Whilst-reading activities generally aim to encourage students to be active as they read. The emphasis is to guide the students in an interaction with the text which leads to facilitation of comprehension (Cahyono, 1997)
Some strategies that foster comprehension during reading include prompted note taking, structured overviews, study guides, questioning strategies, and underlining (Kelly and Farman, 1990:266)
Giving inserted question in whilst- reading phase also has many advantages. According to Cahyono (1997), questions asked during reading stage should gear the students to the comprehension of main ideas, supporting details and relevant information in the reading text.
However, task- based activities are backbone of teaching. Because the teacher’s success or failure depends on the way s/he plans, organize and controls the tasks. Methodologists concentrate more on the learning task that learners are involved. Task-types suggested by different writers are: taking part in discussion, following and giving instruction, group discussions, presenting arguments, and soon (Nuttal1982; Howwat1984; Nunan1991)

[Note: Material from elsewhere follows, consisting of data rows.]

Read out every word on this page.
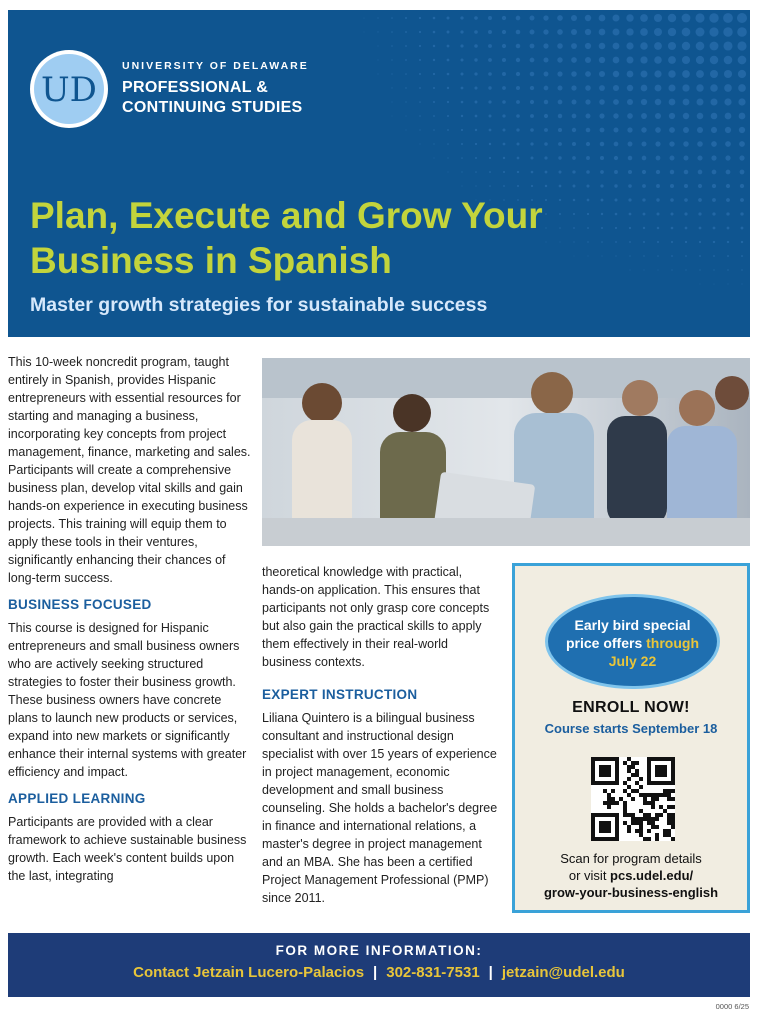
UD
UNIVERSITY OF DELAWARE
PROFESSIONAL &
CONTINUING STUDIES
Plan, Execute and Grow Your
Business in Spanish
Master growth strategies for sustainable success

This 10-week noncredit program, taught entirely in Spanish, provides Hispanic entrepreneurs with essential resources for starting and managing a business, incorporating key concepts from project management, finance, marketing and sales. Participants will create a comprehensive business plan, develop vital skills and gain hands-on experience in executing business projects. This training will equip them to apply these tools in their ventures, significantly enhancing their chances of long-term success.

BUSINESS FOCUSED

This course is designed for Hispanic entrepreneurs and small business owners who are actively seeking structured strategies to foster their business growth. These business owners have concrete plans to launch new products or services, expand into new markets or significantly enhance their internal systems with greater efficiency and impact.

APPLIED LEARNING

Participants are provided with a clear framework to achieve sustainable business growth. Each week's content builds upon the last, integrating

theoretical knowledge with practical, hands-on application. This ensures that participants not only grasp core concepts but also gain the practical skills to apply them effectively in their real-world business contexts.

EXPERT INSTRUCTION

Liliana Quintero is a bilingual business consultant and instructional design specialist with over 15 years of experience in project management, economic development and small business counseling. She holds a bachelor's degree in finance and international relations, a master's degree in project management and an MBA. She has been a certified Project Management Professional (PMP) since 2011.

Early bird special
price offers through
July 22
ENROLL NOW!
Course starts September 18
Scan for program details
or visit pcs.udel.edu/
grow-your-business-english
FOR MORE INFORMATION:
Contact Jetzain Lucero-Palacios | 302-831-7531 | jetzain@udel.edu
0000 6/25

Post- reading activities are aimed at providing review and feedback after reading (Cahyono, 1997). According to Juan (2007), post reading activities can be as varied as the texts they follow, but ideally will tie up with the reading purpose, so that students check and discuss activities done while reading and make use of what they have read in meaningful way, for example, by discussing their a wide range of activities focusing either on the content of the text can be undertaken for example, debate, role-play, discussing characters, events, ideas and arguments, and linking the content with the reader knowledge/experience.
According to Jansen (2008:4), the post reading phase is a follow up of pre-reading phase and whilst reading phase. The activities in this stage encourage students to make use of needed information to express their opinion and form ideas.
Other activities presented in post-reading phase can be post questioning (Cahyono, 1997). When students answer questions based on what they have read, teachers might provide feedback, that is let the students know how well they have performed.